Ray: Open-Source Terminal Tool Queries Your Bank Data Without Sending It to the Cloud

AI news: Ray: Open-Source Terminal Tool Queries Your Bank Data Without Sending It to the Cloud

A four-month personal experiment turned into an open-source project this week. Ray is a terminal-based AI financial advisor that connects to your bank accounts, stores transaction data on your own machine, and strips identifying information before anything reaches an AI model.

The tool connects via Plaid, the bank-connection service used by most US fintech apps, and keeps everything in an encrypted SQLite database on your local drive. Before sending a query to an LLM, Ray redacts your name, merchant names, and transaction specifics - the model sees something like "transaction at [MERCHANT] for $42" rather than anything that could identify you or trace your spending.

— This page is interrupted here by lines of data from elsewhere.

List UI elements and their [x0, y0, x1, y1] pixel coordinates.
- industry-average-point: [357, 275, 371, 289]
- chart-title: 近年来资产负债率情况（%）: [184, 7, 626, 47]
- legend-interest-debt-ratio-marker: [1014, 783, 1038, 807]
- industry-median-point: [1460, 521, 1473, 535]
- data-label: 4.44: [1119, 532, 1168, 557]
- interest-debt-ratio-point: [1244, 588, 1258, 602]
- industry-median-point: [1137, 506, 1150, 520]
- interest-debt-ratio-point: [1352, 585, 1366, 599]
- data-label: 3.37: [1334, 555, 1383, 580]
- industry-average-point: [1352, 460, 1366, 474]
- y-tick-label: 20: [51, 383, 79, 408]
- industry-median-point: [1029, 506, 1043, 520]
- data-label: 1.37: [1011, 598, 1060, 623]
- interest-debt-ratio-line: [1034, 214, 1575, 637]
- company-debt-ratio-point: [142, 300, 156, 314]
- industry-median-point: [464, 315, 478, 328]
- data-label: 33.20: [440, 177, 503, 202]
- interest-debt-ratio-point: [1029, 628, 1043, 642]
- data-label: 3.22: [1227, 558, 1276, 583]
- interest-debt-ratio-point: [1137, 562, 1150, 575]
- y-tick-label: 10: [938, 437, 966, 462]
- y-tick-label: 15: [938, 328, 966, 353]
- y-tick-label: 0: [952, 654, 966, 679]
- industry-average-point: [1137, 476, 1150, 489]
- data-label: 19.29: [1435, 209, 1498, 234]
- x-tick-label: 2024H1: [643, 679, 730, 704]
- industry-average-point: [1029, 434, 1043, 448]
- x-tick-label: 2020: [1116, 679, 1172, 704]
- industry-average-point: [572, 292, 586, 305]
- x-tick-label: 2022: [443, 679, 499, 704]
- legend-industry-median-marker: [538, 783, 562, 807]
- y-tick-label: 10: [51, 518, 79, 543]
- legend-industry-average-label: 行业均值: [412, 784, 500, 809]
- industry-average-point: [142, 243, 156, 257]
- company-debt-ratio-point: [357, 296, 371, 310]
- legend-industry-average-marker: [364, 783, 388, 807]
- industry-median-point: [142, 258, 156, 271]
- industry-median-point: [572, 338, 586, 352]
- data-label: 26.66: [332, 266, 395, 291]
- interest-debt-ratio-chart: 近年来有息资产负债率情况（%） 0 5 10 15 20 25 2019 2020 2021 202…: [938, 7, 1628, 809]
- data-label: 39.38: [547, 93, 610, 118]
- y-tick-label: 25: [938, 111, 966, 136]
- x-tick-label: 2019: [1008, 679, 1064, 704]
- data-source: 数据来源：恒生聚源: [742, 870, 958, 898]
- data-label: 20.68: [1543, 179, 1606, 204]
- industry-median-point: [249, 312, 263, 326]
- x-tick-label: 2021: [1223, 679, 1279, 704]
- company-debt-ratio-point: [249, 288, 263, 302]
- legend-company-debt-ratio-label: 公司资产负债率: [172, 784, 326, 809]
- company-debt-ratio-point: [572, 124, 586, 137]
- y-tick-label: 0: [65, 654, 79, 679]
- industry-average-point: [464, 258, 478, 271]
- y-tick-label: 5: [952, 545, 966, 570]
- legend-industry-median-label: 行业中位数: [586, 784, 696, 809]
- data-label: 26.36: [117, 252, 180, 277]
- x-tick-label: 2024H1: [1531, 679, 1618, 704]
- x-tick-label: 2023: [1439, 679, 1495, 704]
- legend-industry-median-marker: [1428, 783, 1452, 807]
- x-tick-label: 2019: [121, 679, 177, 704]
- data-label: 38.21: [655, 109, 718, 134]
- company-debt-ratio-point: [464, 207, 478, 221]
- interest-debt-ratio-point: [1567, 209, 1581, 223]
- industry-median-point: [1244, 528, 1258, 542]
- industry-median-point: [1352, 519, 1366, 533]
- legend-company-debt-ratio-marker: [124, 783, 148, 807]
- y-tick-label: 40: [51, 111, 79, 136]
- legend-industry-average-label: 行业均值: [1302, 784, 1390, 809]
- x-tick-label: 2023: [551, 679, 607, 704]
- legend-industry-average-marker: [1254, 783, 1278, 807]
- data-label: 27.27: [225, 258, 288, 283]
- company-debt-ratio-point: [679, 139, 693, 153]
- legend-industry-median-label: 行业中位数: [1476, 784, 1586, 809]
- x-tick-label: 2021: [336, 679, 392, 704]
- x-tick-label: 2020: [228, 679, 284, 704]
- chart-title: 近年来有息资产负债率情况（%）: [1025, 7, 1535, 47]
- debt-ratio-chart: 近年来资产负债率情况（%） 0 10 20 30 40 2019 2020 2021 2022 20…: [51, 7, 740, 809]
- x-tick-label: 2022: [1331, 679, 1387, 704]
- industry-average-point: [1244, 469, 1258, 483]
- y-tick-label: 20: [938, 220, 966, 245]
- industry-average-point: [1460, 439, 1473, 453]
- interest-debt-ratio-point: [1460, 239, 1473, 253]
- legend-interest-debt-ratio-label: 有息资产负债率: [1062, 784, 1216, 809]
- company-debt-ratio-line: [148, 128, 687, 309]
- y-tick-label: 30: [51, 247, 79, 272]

The privacy-first design is the main differentiator from commercial alternatives. Most AI-powered financial tools - Copilot, Monarch Money's AI features, others - send raw transaction data to cloud servers. Ray keeps everything local, with personal information stripped at the query level before the AI ever sees it.

The obvious limitation: this runs in a terminal, which requires command-line comfort. That rules out most people who would benefit most from conversational money management. And connecting Plaid credentials to any tool - commercial or open-source - deserves real scrutiny. The advantage here is that the source code is public, so you can read exactly what the tool does before linking your accounts.

For developers and privacy-focused users who've been waiting for a financial AI that doesn't require trusting a startup with bank access, Ray is worth evaluating. The creator is actively soliciting feedback, which is a reasonable sign it's still early and rough around the edges.